Tip 5: Solvents. Don’t use harsh chemicals such as gasoline or contact cleaner on filters. These degrade the structure of the foam and significantly shortens the life of the foam. Use a mild solvent like the ones made by Twin Air or Maxima or a spray variety made specifically for foam filters. You can also buy mineral spirits and solvent with high flash points at auto parts stores.
Tip 6: Save Money. Get a wide mouth funnel and auto paint strainers. You can reclaim the solvent after use by straining the dirt out. This will prolong your supply of solvent but you will eventually need to replace it once it gets too dirty.
Tip 7: Rinse! Use dish soap and luke-warm water after using solvent. Rinse from the inside out. You’d be surprised what solids come out of the filter this way. This also preps the filter to receive oil the way it was designed to.
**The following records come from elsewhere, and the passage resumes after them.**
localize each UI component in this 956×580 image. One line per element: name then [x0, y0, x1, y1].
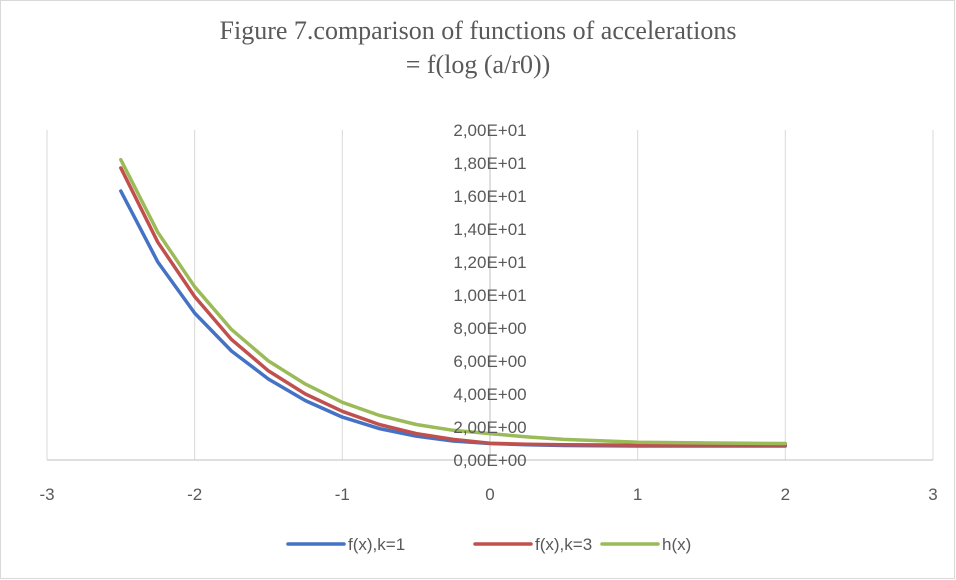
y-tick-label: 2,00E+00 — [453, 418, 526, 437]
legend-label: h(x) — [662, 535, 691, 554]
series-line-2 — [119, 157, 788, 446]
y-tick-label: 1,60E+01 — [453, 187, 526, 206]
y-tick-label: 8,00E+00 — [453, 319, 526, 338]
y-tick-label: 4,00E+00 — [453, 385, 526, 404]
y-tick-label: 1,20E+01 — [453, 253, 526, 272]
y-tick-label: 6,00E+00 — [453, 352, 526, 371]
x-tick-label: 0 — [485, 485, 494, 504]
x-tick-label: -1 — [335, 485, 350, 504]
x-tick-label: -2 — [187, 485, 202, 504]
x-tick-label: 2 — [781, 485, 790, 504]
legend-label: f(x),k=1 — [348, 535, 405, 554]
y-tick-label: 1,40E+01 — [453, 220, 526, 239]
y-tick-label: 2,00E+01 — [453, 121, 526, 140]
x-tick-label: 1 — [633, 485, 642, 504]
x-tick-label: 3 — [928, 485, 937, 504]
chart-title-line-2: = f(log (a/r0)) — [405, 50, 551, 79]
y-tick-label: 1,00E+01 — [453, 286, 526, 305]
legend-label: f(x),k=3 — [535, 535, 592, 554]
chart-title: Figure 7.comparison of functions of acce… — [0, 14, 956, 82]
x-tick-label: -3 — [39, 485, 54, 504]
chart-title-line-1: Figure 7.comparison of functions of acce… — [219, 16, 737, 45]
series-line-1 — [119, 166, 788, 447]
y-tick-label: 1,80E+01 — [453, 154, 526, 173]
y-tick-label: 0,00E+00 — [453, 451, 526, 470]
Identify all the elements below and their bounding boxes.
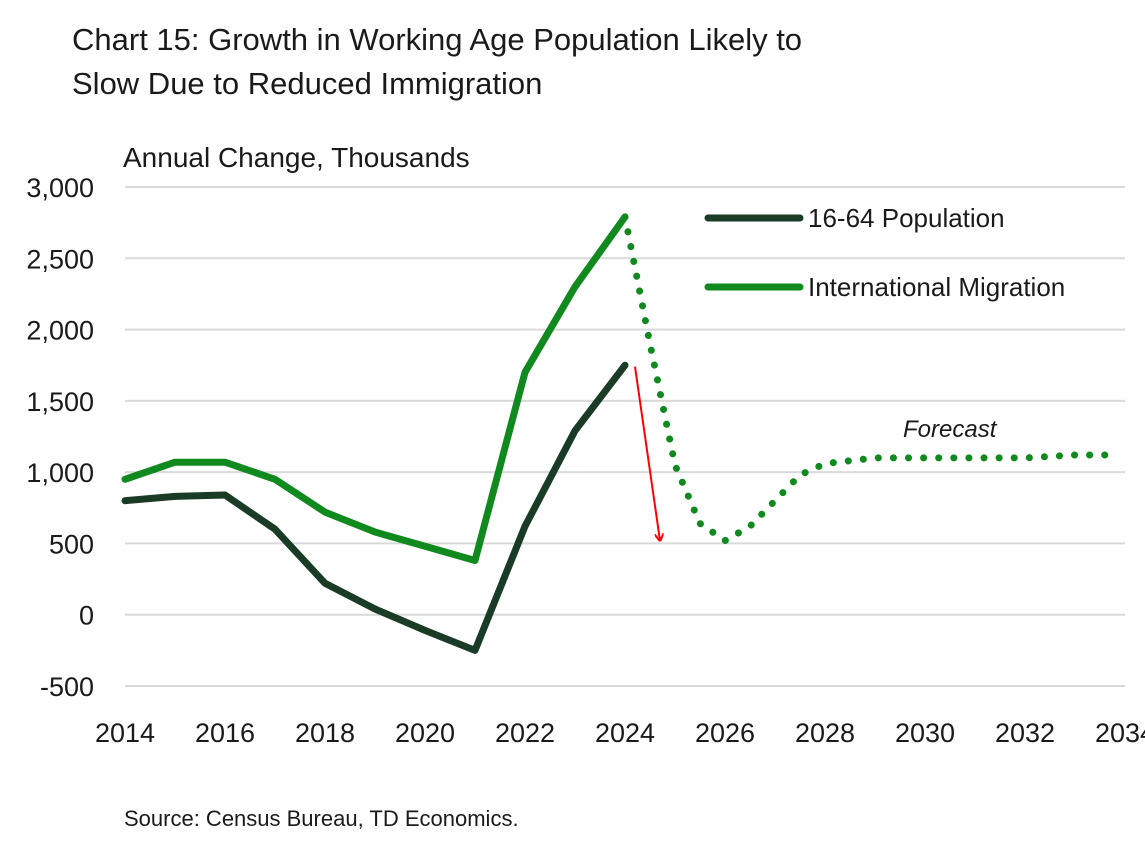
source-note: Source: Census Bureau, TD Economics. bbox=[124, 806, 519, 831]
y-tick-label: 0 bbox=[79, 601, 94, 631]
x-tick-label: 2032 bbox=[995, 718, 1055, 748]
x-axis-ticks: 2014 2016 2018 2020 2022 2024 2026 2028 2030 2032… bbox=[95, 718, 1145, 748]
x-tick-label: 2014 bbox=[95, 718, 155, 748]
y-axis-label: Annual Change, Thousands bbox=[123, 142, 470, 173]
chart-title-line-1: Chart 15: Growth in Working Age Populati… bbox=[72, 22, 803, 57]
forecast-drop-arrow bbox=[634, 366, 660, 541]
series-line-16-64-population bbox=[121, 361, 629, 654]
x-tick-label: 2034 bbox=[1095, 718, 1145, 748]
gridlines bbox=[125, 186, 1125, 687]
series-lines bbox=[121, 213, 1109, 654]
forecast-annotation: Forecast bbox=[903, 416, 998, 443]
x-tick-label: 2030 bbox=[895, 718, 955, 748]
x-tick-label: 2022 bbox=[495, 718, 555, 748]
chart-title: Chart 15: Growth in Working Age Populati… bbox=[72, 18, 802, 106]
y-tick-label: 3,000 bbox=[26, 173, 94, 203]
red-arrow-line bbox=[634, 366, 660, 541]
chart-title-line-2: Slow Due to Reduced Immigration bbox=[72, 66, 543, 101]
series-line-international-migration-forecast bbox=[621, 213, 1109, 545]
y-axis-ticks: -500 0 500 1,000 1,500 2,000 2,500 3,000 bbox=[26, 173, 94, 702]
x-tick-label: 2026 bbox=[695, 718, 755, 748]
series-line-international-migration bbox=[121, 213, 629, 564]
legend-label-16-64-population: 16-64 Population bbox=[808, 203, 1005, 233]
legend-label-international-migration: International Migration bbox=[808, 272, 1065, 302]
x-tick-label: 2024 bbox=[595, 718, 655, 748]
y-tick-label: 2,500 bbox=[26, 244, 94, 274]
y-tick-label: 2,000 bbox=[26, 316, 94, 346]
x-tick-label: 2020 bbox=[395, 718, 455, 748]
x-tick-label: 2016 bbox=[195, 718, 255, 748]
x-tick-label: 2028 bbox=[795, 718, 855, 748]
legend: 16-64 Population International Migration bbox=[704, 203, 1065, 302]
y-tick-label: 1,500 bbox=[26, 387, 94, 417]
y-tick-label: -500 bbox=[40, 672, 94, 702]
y-tick-label: 500 bbox=[49, 529, 94, 559]
x-tick-label: 2018 bbox=[295, 718, 355, 748]
y-tick-label: 1,000 bbox=[26, 458, 94, 488]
Be sure to let the filter thoroughly air dry before applying oil. Do not use pressurized air to dry the filter faster.
Tip 8: Get Sticky. There are a lot of great options available for air filter oils. Be sure to use a purpose specific oil designed for air filters. Do not use engine oil – it was not designed to be sticky. If you opt to use aerosol based filter oils, be sure to let the oil warm up after spraying. It comes out freezing cold and working the filter too soon can result in cracking the foam. Use disposable gloves for hopefully obvious reasons.
Tip 8.1 - For pourable oils, most have an aluminum seal on the bottle. Puncture small holes in seal in several places to make it easy to pour without flooding the filter.
Tip 9: Grease. Regardless of the filter, use a generous coat of grease around the inner lip of the filter where it seals to the bike. This increases the quality of the seal and serves as an extra precaution to stop dirt. This is an extremely important step and is often overlooked.
Tip 10: Have multiple filters. I haven’t met anybody who loves cleaning air filters. Do yourself a favor and have at least one extra filter. Clean all your filters at the same time and have the spares oiled and ready to go in a zip-lock bag. This significantly cuts down on maintenance time and in the event you find a flaw in a filter, you won’t be forced to use it.